The only reason why you run local models is for privacy, never for cost. Or even latency.

  • websiteapi 2 days ago

    indeed - my main use case is those kind of "record everything" sort of setups. I'm not even super privacy conscious per se but it just feels too weird to send literally everything I'm saying all of the time to the cloud.

    luckily for now whisper doesn't require too much compute, bu the kind of interesting analysis I'd want would require at least a 1B parameter model, maybe 100B or 1T.

    • nottorp 2 days ago

      > t just feels too weird to send literally everything I'm saying all of the time to the cloud

      ... or your clients' codebases ...

  • andy99 2 days ago

    Autonomy generally, not just privacy. You never know what the future will bring, AI will be enshittified and so will hubs like huggingface. It’s useful to have an off grid solution that isn’t subject to VCs wanting to see their capital returned.

    • Aurornis 2 days ago

      > You never know what the future will bring, AI will be enshittified and so will hubs like huggingface.

      If anyone wants to bet that future cloud hosted AI models will get worse than they are now, I will take the opposite side of that bet.

      > It’s useful to have an off grid solution that isn’t subject to VCs wanting to see their capital returned.

      You can pay cloud providers for access to the same models that you can run locally, though. You don’t need a local setup even for this unlikely future scenario where all of the mainstream LLM providers simultaneously decided to make their LLMs poor quality and none of them sees this as market opportunity to provide good service.

      But even if we ignore all of that and assume that all of the cloud inference everywhere becomes bad at the same time at some point in the future, you would still be better off buying your own inference hardware at that point in time. Spending the money to buy two M3 Ultras right now to prepare for an unlikely future event is illogical.

      The only reason to run local LLMs is if you have privacy requirements or you want to do it as a hobby.

      • CamperBob2 2 days ago

        If anyone wants to bet that future cloud hosted AI models will get worse than they are now, I will take the opposite side of that bet.

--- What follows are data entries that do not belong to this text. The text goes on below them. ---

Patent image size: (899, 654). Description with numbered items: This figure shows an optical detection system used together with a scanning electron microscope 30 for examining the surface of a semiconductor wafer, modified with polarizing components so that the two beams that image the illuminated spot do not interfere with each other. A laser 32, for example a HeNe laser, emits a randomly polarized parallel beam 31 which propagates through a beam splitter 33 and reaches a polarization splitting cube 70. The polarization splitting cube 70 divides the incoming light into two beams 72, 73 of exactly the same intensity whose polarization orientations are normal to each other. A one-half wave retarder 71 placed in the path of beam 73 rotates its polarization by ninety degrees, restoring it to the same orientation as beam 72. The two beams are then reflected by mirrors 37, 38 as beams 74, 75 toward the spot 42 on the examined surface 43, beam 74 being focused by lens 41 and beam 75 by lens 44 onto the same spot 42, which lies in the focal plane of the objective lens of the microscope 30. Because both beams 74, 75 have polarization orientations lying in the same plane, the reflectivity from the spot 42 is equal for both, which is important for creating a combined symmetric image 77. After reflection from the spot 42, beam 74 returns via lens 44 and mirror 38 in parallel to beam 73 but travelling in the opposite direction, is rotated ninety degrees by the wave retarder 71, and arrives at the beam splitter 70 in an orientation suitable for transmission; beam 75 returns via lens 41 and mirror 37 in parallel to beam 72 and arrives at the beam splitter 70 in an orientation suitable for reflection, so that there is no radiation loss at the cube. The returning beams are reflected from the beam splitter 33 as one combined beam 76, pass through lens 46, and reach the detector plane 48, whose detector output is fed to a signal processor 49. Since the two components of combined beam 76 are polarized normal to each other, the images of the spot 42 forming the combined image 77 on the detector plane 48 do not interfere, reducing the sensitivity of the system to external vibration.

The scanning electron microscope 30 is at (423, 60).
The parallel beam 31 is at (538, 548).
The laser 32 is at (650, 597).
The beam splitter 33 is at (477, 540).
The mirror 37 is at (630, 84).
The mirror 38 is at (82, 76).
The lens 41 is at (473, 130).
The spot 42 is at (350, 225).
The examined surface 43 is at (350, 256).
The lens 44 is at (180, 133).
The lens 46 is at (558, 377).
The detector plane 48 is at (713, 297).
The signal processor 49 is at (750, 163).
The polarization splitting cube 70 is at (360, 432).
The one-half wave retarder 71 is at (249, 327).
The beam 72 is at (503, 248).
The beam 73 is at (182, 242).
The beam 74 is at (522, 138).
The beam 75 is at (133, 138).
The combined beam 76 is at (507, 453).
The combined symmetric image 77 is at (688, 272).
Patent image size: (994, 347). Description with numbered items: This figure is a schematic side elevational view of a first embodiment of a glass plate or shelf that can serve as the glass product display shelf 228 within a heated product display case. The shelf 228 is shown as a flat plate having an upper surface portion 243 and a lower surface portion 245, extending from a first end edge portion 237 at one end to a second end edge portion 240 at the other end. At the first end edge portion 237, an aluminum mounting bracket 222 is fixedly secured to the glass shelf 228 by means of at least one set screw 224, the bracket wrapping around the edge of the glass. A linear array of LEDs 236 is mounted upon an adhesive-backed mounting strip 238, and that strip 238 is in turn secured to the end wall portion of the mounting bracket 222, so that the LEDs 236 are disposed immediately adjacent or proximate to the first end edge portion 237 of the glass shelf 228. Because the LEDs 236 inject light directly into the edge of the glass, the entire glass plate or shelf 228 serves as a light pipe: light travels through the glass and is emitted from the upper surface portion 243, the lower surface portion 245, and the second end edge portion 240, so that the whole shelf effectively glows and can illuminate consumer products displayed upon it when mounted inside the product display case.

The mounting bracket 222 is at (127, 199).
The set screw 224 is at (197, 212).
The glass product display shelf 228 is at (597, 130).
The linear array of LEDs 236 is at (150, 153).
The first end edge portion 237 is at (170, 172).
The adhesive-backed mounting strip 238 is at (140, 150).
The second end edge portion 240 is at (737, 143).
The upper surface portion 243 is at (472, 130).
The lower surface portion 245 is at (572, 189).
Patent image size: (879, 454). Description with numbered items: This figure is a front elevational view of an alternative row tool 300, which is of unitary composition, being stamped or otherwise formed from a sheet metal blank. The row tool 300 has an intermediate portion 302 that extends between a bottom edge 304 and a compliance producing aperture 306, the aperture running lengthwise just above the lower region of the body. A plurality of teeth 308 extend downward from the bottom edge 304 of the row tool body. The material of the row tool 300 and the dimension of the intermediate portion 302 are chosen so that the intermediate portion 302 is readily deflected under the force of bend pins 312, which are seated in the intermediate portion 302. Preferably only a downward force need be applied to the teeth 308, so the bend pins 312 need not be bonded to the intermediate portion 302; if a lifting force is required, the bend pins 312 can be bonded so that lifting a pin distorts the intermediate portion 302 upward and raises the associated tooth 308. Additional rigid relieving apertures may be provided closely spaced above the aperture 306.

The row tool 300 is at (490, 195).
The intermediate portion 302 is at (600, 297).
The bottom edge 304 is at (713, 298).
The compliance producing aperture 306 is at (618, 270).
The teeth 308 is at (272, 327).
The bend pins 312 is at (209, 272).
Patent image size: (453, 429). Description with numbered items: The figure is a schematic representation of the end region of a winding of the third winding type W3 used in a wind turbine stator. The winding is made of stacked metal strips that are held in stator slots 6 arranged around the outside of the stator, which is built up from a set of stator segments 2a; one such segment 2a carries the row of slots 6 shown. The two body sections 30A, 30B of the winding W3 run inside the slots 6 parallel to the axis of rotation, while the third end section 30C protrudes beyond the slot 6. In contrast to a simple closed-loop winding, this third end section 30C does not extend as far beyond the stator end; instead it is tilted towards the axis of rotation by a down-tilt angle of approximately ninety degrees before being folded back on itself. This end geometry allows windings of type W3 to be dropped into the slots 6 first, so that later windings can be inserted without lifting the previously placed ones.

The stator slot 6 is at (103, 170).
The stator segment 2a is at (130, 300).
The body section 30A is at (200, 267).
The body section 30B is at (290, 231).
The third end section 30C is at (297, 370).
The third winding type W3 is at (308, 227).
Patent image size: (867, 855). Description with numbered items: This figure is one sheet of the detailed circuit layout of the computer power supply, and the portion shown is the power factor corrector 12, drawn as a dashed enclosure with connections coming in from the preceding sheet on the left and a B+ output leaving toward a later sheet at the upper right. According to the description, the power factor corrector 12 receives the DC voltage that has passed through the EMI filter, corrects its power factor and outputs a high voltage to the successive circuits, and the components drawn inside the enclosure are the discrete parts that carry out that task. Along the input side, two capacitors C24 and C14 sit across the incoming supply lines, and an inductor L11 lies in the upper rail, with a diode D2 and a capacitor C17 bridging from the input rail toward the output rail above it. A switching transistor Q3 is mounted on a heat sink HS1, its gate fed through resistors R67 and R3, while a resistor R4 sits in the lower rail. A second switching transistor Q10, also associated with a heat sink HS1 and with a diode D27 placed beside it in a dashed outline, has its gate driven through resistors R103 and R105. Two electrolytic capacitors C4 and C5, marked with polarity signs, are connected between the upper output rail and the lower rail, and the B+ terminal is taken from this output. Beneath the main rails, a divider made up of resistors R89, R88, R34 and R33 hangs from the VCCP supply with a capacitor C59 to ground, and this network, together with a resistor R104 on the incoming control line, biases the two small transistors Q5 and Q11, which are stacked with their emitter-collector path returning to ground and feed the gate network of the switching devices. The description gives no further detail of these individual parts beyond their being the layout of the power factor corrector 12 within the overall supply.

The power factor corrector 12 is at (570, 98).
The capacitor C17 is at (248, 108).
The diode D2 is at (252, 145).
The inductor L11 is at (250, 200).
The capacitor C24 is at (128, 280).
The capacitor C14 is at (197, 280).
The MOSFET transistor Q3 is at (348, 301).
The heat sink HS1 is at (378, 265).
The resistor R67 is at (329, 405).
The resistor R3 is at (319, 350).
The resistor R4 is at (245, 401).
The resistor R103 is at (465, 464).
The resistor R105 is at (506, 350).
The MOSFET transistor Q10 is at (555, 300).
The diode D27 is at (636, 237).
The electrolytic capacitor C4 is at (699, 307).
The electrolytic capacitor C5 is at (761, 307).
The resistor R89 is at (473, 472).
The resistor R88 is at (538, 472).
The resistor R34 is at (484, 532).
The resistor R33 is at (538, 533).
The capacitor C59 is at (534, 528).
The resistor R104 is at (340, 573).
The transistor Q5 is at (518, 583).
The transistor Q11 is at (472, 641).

        OK. How do we set up this wager?

        I'm not knowledgeable about online gambling or prediction markets, but further enshittification seems like the world's safest bet.

    • chrsw 2 days ago

      Yes, I agree. And you can add security to that too.

alwillis 2 days ago

Hopefully the next time it’s updated, it should ship with some variant of the M5.

amelius 2 days ago

Maybe wait until RAM prices have normalized again.

segmondy 2 days ago

This is a weird line of thinking. Here's a question. If you buy one of these and figure out how to use it to make $100k in 3 months, would that be good? When you run a local model, you shouldn't compare it to to cost of using an API. The value lies in how you use it. Let's forget bout making money. Let's just say you have weird fetish and like to have dirty sexy conversation with your LLM. How much would you pay for your data not to be leaked and for the world to see your chat? Perhaps having your own private LLM makes it all worth it. If you have nothing special going then by all means use APIs, but if you feel/know your input it special, then yeah, go private.